Kashmir on lock down for twenty days

It’s been twenty days! Wow! Has it?

Yes! Twenty days that sped past us. Twenty days that the Kashmiris felt like twenty years.

Any time there is a world crisis or a human tragedy our attitude is one of rise and fight, then settle and comment and eventually deflate and recenter.

Re-centering usually brings us back to our daily life. Work, kids, our partner, you know, the usual!

There’s that initial adrenaline surge and then the slow compromise of sorts with the situation. Activism is a strange thing. Online activism even stranger. It can get old really fast if we don’t really care for our cause and just jump on the bandwagon that most popular people are on.

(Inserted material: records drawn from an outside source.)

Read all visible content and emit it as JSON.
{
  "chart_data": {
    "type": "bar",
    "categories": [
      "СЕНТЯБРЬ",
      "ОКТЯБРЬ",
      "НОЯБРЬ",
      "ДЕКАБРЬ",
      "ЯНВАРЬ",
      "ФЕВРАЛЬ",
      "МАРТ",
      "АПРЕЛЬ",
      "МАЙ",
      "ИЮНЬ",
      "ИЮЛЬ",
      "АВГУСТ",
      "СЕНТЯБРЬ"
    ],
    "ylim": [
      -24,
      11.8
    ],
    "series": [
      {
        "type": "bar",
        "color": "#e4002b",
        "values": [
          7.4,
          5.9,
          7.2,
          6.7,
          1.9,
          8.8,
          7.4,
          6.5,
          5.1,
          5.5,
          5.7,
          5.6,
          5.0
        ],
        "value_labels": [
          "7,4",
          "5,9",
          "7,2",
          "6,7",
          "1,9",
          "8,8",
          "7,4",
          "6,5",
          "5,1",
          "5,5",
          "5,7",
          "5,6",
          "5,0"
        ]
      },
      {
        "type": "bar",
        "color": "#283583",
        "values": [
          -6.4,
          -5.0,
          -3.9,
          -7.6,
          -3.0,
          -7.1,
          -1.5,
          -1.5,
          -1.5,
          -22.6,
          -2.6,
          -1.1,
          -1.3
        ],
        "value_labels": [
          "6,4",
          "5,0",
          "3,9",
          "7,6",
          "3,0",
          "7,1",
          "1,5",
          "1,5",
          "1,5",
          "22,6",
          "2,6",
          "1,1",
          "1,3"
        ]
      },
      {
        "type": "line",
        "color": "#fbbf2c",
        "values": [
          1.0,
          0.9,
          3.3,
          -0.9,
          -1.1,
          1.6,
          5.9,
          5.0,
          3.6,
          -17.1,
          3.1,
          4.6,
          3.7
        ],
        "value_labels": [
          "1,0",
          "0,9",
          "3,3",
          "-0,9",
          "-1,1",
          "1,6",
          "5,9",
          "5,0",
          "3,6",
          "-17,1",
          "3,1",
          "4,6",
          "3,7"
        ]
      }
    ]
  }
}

The froth effect as I call it, honestly, doesn’t form an activist or an advocate. The gossip effect and engagement effect, that happens on closed and secret groups, is even more of a delusion of being proactive. The consistent effect is what counts. The constant presence, even if not vehement or strident in its quality, is what counts. Public advocacy counts.

What these flimsy shows of activism do is actually detrimental to the cause. What people see is a hundred thousand posts a day happening for Kashmir on Day 1. What people notice is the posts dwindling down to a few hundred by the time the twentieth day rolls around. To the astute opponent it looks like a deflating effort. It’s actually an accurate observation. People who oppose the cause are seeing the activists as reducing in numbers and strength. People affected by the tragedy view it as a lack of support but worse, as a reduction in support and even worse than that, a lack of concern from people that they had previously been counting on.

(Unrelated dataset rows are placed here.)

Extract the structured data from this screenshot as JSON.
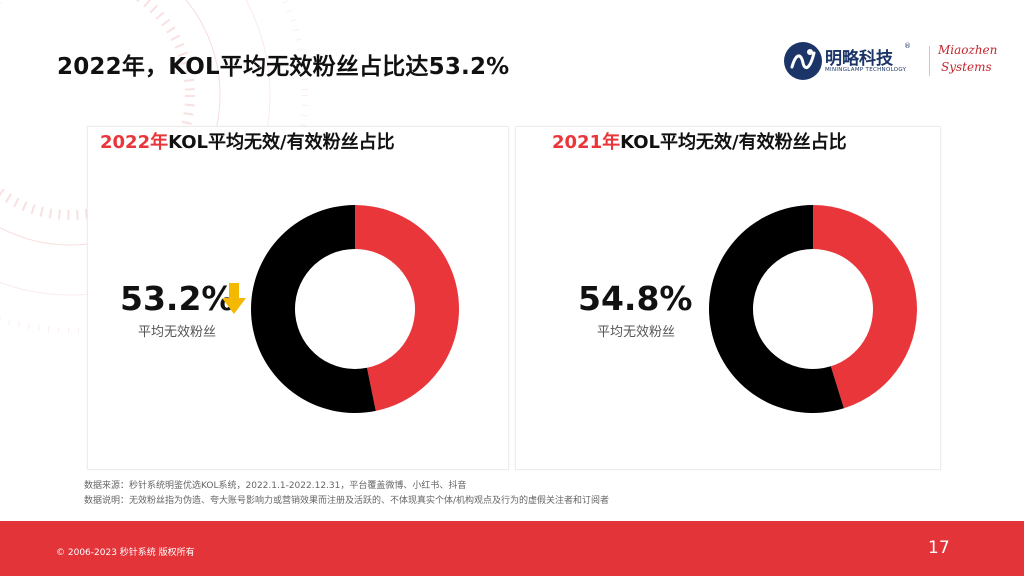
{
  "title": "2022年，KOL平均无效粉丝占比达53.2%",
  "logo": {
    "cn": "明略科技",
    "reg": "®",
    "en": "MININGLAMP TECHNOLOGY",
    "mz_line1": "Miaozhen",
    "mz_line2": "Systems"
  },
  "charts": [
    {
      "title_year": "2022年",
      "title_rest": "KOL平均无效/有效粉丝占比",
      "big_value": "53.2%",
      "label": "平均无效粉丝",
      "trend": "down"
    },
    {
      "title_year": "2021年",
      "title_rest": "KOL平均无效/有效粉丝占比",
      "big_value": "54.8%",
      "label": "平均无效粉丝"
    }
  ],
  "chart_data": [
    {
      "type": "pie",
      "title": "2022年KOL平均无效/有效粉丝占比",
      "categories": [
        "平均无效粉丝",
        ""
      ],
      "values": [
        53.2,
        46.8
      ],
      "colors": [
        "#000000",
        "#e8363a"
      ]
    },
    {
      "type": "pie",
      "title": "2021年KOL平均无效/有效粉丝占比",
      "categories": [
        "平均无效粉丝",
        ""
      ],
      "values": [
        54.8,
        45.2
      ],
      "colors": [
        "#000000",
        "#e8363a"
      ]
    }
  ],
  "notes": {
    "source": "数据来源：秒针系统明鉴优选KOL系统，2022.1.1-2022.12.31，平台覆盖微博、小红书、抖音",
    "explain": "数据说明：无效粉丝指为伪造、夸大账号影响力或营销效果而注册及活跃的、不体现真实个体/机构观点及行为的虚假关注者和订阅者"
  },
  "footer": {
    "copyright": "© 2006-2023 秒针系统 版权所有",
    "page": "17"
  },
  "colors": {
    "accent": "#e8363a",
    "ineffective": "#000000",
    "arrow": "#f5b800"
  },
  "icons": {
    "trend": "arrow-down-icon"
  }
}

Human mind is a fascinating thing. Within the same day it goes through hope and despair. Within the same day it experiences victory and defeat at the hands of its own thought processes. I can sense a lack of support from previously active people. The Kashmiris can too.

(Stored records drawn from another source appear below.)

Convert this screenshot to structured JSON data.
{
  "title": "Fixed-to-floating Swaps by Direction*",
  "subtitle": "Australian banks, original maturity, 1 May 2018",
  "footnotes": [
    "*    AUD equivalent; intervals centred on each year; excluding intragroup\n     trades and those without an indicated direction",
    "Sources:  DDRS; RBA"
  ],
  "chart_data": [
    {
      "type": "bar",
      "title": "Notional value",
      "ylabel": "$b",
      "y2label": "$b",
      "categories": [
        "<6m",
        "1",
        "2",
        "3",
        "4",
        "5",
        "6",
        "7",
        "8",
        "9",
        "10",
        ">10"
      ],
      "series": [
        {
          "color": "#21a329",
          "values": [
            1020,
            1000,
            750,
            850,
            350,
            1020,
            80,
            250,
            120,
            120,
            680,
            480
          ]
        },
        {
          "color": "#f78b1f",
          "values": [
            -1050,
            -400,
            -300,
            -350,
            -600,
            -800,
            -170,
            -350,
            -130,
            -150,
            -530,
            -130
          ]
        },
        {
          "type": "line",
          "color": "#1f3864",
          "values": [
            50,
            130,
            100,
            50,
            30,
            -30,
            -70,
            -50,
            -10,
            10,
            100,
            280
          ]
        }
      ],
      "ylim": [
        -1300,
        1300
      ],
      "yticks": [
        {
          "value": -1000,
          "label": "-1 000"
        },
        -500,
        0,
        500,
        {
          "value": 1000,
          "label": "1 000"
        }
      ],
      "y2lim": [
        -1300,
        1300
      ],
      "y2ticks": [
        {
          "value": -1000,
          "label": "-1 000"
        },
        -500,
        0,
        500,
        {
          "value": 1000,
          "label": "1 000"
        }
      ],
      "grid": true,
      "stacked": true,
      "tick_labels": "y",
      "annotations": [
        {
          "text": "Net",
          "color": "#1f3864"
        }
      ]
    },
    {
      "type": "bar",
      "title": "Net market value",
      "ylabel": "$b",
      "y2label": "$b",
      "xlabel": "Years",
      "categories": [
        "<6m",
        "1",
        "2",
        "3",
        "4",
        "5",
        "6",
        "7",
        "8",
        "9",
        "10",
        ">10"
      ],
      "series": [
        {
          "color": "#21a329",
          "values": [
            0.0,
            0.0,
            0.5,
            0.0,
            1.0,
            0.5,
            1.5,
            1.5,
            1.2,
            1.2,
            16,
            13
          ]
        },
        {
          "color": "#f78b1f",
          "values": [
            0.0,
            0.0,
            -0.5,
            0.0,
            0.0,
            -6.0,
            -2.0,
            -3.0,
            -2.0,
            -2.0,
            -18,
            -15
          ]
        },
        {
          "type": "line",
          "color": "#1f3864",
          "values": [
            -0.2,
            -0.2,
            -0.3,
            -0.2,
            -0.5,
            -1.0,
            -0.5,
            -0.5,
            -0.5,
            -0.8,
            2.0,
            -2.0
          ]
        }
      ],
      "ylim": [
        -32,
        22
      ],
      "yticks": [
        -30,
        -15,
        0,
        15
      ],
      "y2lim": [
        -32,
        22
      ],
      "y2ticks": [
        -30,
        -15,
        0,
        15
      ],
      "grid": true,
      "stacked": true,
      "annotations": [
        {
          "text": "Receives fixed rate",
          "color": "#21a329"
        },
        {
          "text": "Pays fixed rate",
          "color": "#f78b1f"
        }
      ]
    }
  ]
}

In support of activists! Advocating for a cause is exhausting work. It’s draining and sometimes downright demoralizing. Channel your energies where they bring force and power to the cause. Engaging in online battles with ill-informed people isn’t the calling of an activist. Make public posts but avoid engaging with people who are nonsensically speaking and actually may be biased to their version of the cause. That doesn’t help us. Trust me, people who support the perpetrators of a crisis have a lot of energy to prove and think of themselves as right. Those people aren’t worth your time. Kashmiris are worth your time. Those should be the real recipients of your energies.